Analysis of transverse elastic modulus and compressive deformation mechanism of cellulose crystals based on molecular dynamics

Abstract

Cellulose nanocrystals (CNCs) have been widely used as reinforcing agents for composite materials due to their excellent mechanical properties. CNC composites are inevitably deformed by external forces during use. In order to reduce the damage of CNC composites in application and improve their service life, their mechanical properties and deformation mechanisms need to be studied in depth. In this study, cellulose Iβ crystals were selected for molecular dynamics simulation of nanoindentation to predict the transverse elastic modulus of cellulose crystals. The simulation results were compared with existing nanoindentation tests to verify the simulation accuracy.
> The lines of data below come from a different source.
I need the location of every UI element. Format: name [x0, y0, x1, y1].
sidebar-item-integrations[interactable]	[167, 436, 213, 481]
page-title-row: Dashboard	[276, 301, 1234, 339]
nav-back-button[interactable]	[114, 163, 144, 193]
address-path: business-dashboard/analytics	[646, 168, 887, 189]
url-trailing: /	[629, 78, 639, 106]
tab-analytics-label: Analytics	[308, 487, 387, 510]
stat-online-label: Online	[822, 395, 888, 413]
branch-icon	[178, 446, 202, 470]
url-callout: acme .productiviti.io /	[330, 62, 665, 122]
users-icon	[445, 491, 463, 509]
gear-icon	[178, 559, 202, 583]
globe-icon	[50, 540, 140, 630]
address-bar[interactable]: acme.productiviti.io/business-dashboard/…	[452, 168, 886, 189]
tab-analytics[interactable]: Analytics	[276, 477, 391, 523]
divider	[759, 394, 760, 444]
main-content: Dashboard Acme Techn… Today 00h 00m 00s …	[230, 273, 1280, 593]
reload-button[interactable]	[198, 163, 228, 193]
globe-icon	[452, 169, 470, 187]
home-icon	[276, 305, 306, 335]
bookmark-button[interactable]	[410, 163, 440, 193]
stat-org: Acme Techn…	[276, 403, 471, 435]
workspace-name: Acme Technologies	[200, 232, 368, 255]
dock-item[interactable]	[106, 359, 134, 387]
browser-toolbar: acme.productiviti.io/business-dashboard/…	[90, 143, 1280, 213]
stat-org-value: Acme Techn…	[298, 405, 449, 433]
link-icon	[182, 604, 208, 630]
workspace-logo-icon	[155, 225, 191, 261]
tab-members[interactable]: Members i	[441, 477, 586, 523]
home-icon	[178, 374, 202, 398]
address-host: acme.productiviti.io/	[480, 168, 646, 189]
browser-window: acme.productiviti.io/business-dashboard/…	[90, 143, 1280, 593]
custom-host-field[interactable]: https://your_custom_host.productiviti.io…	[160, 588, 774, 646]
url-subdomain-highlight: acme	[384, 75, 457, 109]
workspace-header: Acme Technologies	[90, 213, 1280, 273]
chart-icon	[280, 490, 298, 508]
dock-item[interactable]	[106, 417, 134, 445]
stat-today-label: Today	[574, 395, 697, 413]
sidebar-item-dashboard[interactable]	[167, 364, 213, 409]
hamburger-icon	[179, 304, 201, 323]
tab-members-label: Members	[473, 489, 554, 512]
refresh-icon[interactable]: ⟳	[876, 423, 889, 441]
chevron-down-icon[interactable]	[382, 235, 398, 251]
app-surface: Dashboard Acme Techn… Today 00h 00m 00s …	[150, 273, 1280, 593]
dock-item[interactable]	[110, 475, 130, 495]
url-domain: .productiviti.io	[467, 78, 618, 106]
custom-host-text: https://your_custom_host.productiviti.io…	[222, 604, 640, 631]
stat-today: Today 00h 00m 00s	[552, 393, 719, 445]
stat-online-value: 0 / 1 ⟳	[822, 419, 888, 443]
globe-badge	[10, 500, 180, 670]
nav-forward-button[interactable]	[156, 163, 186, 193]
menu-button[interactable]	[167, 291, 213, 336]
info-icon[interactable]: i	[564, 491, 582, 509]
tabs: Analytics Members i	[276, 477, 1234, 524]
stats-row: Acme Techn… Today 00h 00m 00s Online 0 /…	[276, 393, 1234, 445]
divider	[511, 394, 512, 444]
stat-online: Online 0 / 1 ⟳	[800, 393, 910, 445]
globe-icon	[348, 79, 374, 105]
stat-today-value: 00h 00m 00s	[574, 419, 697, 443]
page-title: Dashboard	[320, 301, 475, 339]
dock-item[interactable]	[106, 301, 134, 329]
The impact of the loading depth, loading speed, and radius of the spherical indenter on elastic modulus and surface deformation of a system was explored. The results show that the loading depth and loading speed of the indenter have weak influence on the elastic modulus, and the small radius of the indenter (1 nm) will lead to the distortion of the elastic modulus. The compression deformation mechanism of cellulose crystal at the molecular level was analyzed by analyzing changes in cellulose crystal indentation morphology, molecular potential energy and hydrogen bond number during compression simulation. As the indenter radius and loading depth increase, the deformation degree of cellulose crystal also increases, whereas the loading speed within the 50–150 m/s range does not significantly influence on the deformation degree of cellulose crystal. These results may guide the production of nanocomposites with cellulose crystal reinforcements, which can be useful for preventing material damage and enhancing material efficiency.